Nous sommes certainement nombreu·ses à posséder un livret A, peut-être même un livret LDDS. Rappelons la signification de ce sigle : Livret de Développement Durable et Solidaire. C’est un livret d’épargne réglementé et défiscalisé. À fin de l’année 2018, l’épargne totale placée par les Français·es sur leurs LDDS atteignait 107,6 milliards d’euros.
Un geste citoyen ?
Même si la rentabilité, vu l’inflation, est nulle, on aurait presque envie d’y placer ses économies pour faire un geste citoyen. Cependant, c’est le ministre des Finances en personne qui tout récemment (1) nous mettait en garde : le nom-même de ce livret n’est que « tromperie sur la marchandise » (sic), et il souhaitait que les fonds des livrets réglementés centralisés à la Caisse des Dépôts et Consignations soient bien utilisés exclusivement à un développement durable de l’économie. Concrètement, ce compte d’épargne collecte des fonds pour le financement de travaux d’économie d’énergie dans les bâtiments anciens, mais aussi pour le financement des petites et moyennes entreprises (PME) (2).

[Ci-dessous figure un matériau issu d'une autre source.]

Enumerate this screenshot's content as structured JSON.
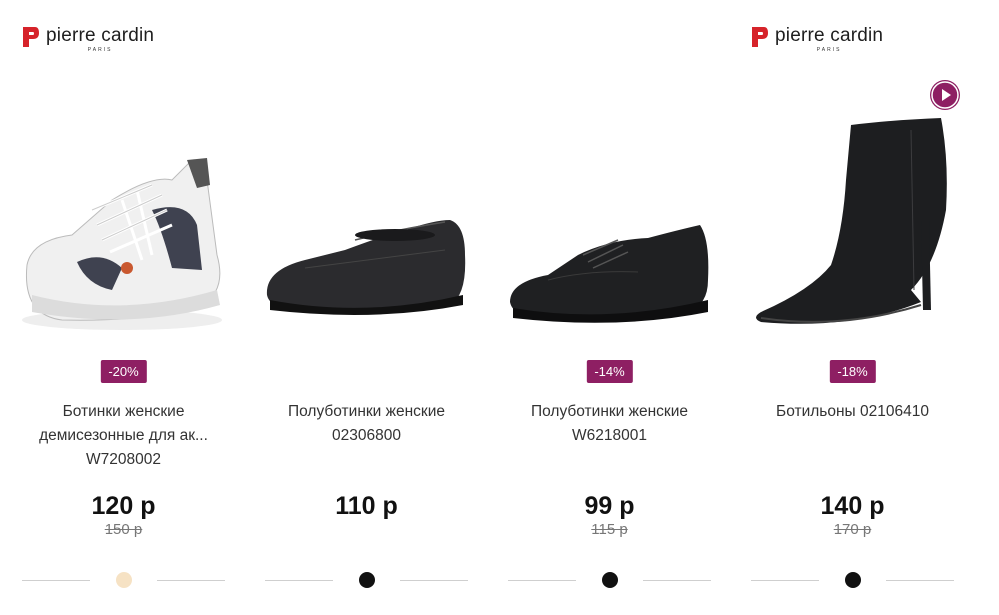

Un livret qui finance les énergies fossiles
Peut-être certain·es député·es avaient ces paroles fortes à l’esprit lorsqu’ils ou elles ont proposé une loi en janvier 2019 « En faveur de la transparence sur l’utilisation de l’épargne populaire en matière énergétique » pour veiller à ce que l’épargne populaire des livrets réglementés contrôlés par l’État (donc, essentiellement ceux gérés par la CDC) ne puisse pas servir au développement des énergies fossiles (3). Le texte proposait que les investissements dans les secteurs énergétiques utilisant les fonds des particuliers dans les livrets réglementés soient transparents, et privilégient les énergies renouvelables. Il ne s’agissait donc que d’une mesure très limitée, presque symbolique au regard des sommes en jeu. Un député a aussi mentionné au passage une perspective : puisque c’est le gouvernement qui décide de la rémunération des dépôts sur les livrets réglementés, on pourrait imaginer que les taux d’intérêt soient fixés en fonction de l’utilité écologique et sociale des placements.
Ce texte a été présenté et débattu à la Commission des Finances le 20 février 2019. Et que croyez-vous qu’il arriva ? On entendit les députés LR, CDI et LREM dénoncer une vision « dirigiste » et « punitive » de l’économie, une « écologie forcée », un inadmissible « fléchage des flux financiers », « un encadrement contraignant des banques par la puissance publique » qui « pourrait mettre en difficulté les banques françaises par rapport à leurs concurrentes étrangères ». Il importait, au lieu d’imposer, d’attendre, et de faire confiance au sens des responsabilités des banques. Tout était dit, la proposition de loi a été repoussée. (4)
Les lecteurs et lectrices de Silence qui auraient, oubliés au fond d’un tiroir, un livret A ou un livret LDDS, s’empresseront de transférer cet argent, même si les sommes sont symboliques, sur des supports qui garantissent la transparence et le bon usage des fonds : Energie Partagée, Enercoop, La NEF, ou une coopérative locale pour l’énergie verte.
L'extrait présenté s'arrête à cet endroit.